Feststellung eines Vertreibungsschadens

Bibliographie

Gericht
BVerwG
Datum
11.02.1971
Aktenzeichen
BVerwG III C 39.70
Entscheidungsform
Urteil
Referenz
WKRS 1971, 13703
Entscheidungsname
[keine Angabe]
ECLI
[keine Angabe]

Verfahrensgang

vorgehend
VG Berlin - 08.12.1969 - AZ: X A 82.69

Fundstellen

  • BVerwGE 37, 184 - 188
  • IFLA 1972, 7
  • RzW 1971, 527

Amtlicher Leitsatz

  1. 1.

    Unter § 9 Abs. 1 der 7. FeststellungsDV fällt auch ein Betrieb, der mit Wirtschaftsgütern neu gegründet wurde, die ganz oder überwiegend als Nationalitätenvermögen im Sinne des § 9 Abs. 1 der 7. FeststellungsDV erworben wurden.

  2. 2.

    § 9 Abs. 1 der 7. FeststellungsDV geht von der Vermutung aus, daß das unter den dort bezeichneten Umständen erworbene Wirtschaftsgut nicht von einem deutschen Staatsangehörigen oder Vollkszugehörigen erworben wurde.

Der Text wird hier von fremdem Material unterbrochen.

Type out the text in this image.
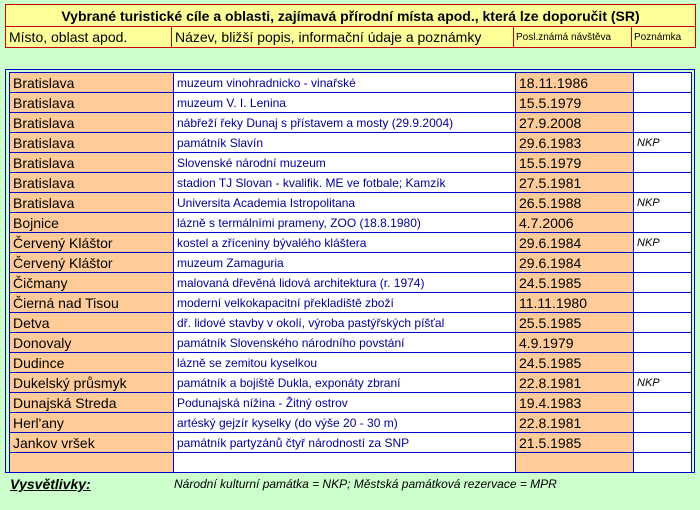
Vybrané turistické cíle a oblasti, zajímavá přírodní místa apod., která lze doporučit (SR)
Místo, oblast apod.	Název, bližší popis, informační údaje a poznámky	Posl.známá návštěva	Poznámka
Bratislava	muzeum vinohradnicko - vinařské	18.11.1986	
Bratislava	muzeum V. I. Lenina	15.5.1979	
Bratislava	nábřeží řeky Dunaj s přístavem a mosty (29.9.2004)	27.9.2008	
Bratislava	památník Slavín	29.6.1983	NKP
Bratislava	Slovenské národní muzeum	15.5.1979	
Bratislava	stadion TJ Slovan - kvalifik. ME ve fotbale; Kamzík	27.5.1981	
Bratislava	Universita Academia Istropolitana	26.5.1988	NKP
Bojnice	lázně s termálními prameny, ZOO (18.8.1980)	4.7.2006	
Červený Kláštor	kostel a zříceniny bývalého kláštera	29.6.1984	NKP
Červený Kláštor	muzeum Zamaguria	29.6.1984	
Čičmany	malovaná dřevěná lidová architektura (r. 1974)	24.5.1985	
Čierná nad Tisou	moderní velkokapacitní překladiště zboží	11.11.1980	
Detva	dř. lidové stavby v okolí, výroba pastýřských píšťal	25.5.1985	
Donovaly	památník Slovenského národního povstání	4.9.1979	
Dudince	lázně se zemitou kyselkou	24.5.1985	
Dukelský průsmyk	památník a bojiště Dukla, exponáty zbraní	22.8.1981	NKP
Dunajská Streda	Podunajská nížina - Žitný ostrov	19.4.1983	
Herl'any	artéský gejzír kyselky (do výše 20 - 30 m)	22.8.1981	
Jankov vršek	památník partyzánů čtyř národností za SNP	21.5.1985	

Vysvětlivky:	Národní kulturní památka = NKP; Městská památková rezervace = MPR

In der Verwaltungsstreitsache
hat der III. Senat des Bundesverwaltungsgerichts
auf die mündliche Verhandlung vom 11. Februar 1971
durch
den Senatspräsidenten Dr. Sieveking und
die Bundesrichter Vierhaus, Dr. Dodenhoff, Türke und Dr. Messerschmidt
für Recht erkannt:

Tenor:

Die Revision gegen das Urteil des Verwaltungsgerichts Berlin vom 8. Dezember 1969 wird zurückgewiesen.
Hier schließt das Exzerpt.